We have reported previously on TCP performance tests performed on the SDSC-Caltech CASA link, between 2 Cray supercomputers. The delay-bandwidth product (DBP) of the SDSC-Caltech link is approximately 0.3 MB, or about four packets of 64 KB each in flight. The DBP product on the SDSC - LANL link is much higher, given the longer geographical distance and hence latency. We observe a 30 msec. RTT for 64 KB IP packets, giving us a DBP of approximately 2 MB. We use the TCP window scaling option for TCP, allowing the Crays to use the entire available TCP bandwidth if possible. We additionally had to increase the Cray advertised TCP window beyond 378 KB (which is the maximum available in default configuration) by increasing the amount of memory allocatable to socket mbufs.

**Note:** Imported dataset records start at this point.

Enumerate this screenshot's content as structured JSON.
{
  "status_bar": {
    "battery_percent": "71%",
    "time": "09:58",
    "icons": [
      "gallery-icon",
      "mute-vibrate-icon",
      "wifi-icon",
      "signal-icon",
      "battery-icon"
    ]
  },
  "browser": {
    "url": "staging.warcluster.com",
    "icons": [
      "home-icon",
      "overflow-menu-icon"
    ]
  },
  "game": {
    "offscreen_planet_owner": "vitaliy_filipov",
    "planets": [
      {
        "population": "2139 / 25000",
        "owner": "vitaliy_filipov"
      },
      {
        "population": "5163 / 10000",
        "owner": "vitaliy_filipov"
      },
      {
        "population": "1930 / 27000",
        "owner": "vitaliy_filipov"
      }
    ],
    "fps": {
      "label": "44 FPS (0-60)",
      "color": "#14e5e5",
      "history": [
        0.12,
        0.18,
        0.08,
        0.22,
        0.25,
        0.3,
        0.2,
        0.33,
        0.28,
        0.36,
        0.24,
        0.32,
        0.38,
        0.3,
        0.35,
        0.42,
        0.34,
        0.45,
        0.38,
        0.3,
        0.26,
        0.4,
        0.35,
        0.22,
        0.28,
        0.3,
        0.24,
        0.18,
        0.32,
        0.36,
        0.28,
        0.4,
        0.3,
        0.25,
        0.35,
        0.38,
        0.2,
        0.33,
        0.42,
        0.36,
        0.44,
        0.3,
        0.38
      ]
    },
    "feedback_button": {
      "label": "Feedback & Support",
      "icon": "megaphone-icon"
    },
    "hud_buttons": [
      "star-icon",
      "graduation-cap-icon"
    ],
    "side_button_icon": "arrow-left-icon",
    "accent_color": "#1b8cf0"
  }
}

With the following specifications,
We achieved 500 Mbps TCP sustained throughput (as reported by TTCP and netperf). Note that the test occurred in production mode on the supercomputers, i.e., CPU resources were timeshared amongst competing applications. Large supercomputers such as the SDSC Cray are timeshared machines, with a CPU scheduler controlling the sharing of CPU resources. The effect of scheduling on a network-intensive job such as a large bulk transfer can be critical; interrupting such jobs adds significant delay to packet transmissions and degrades performance.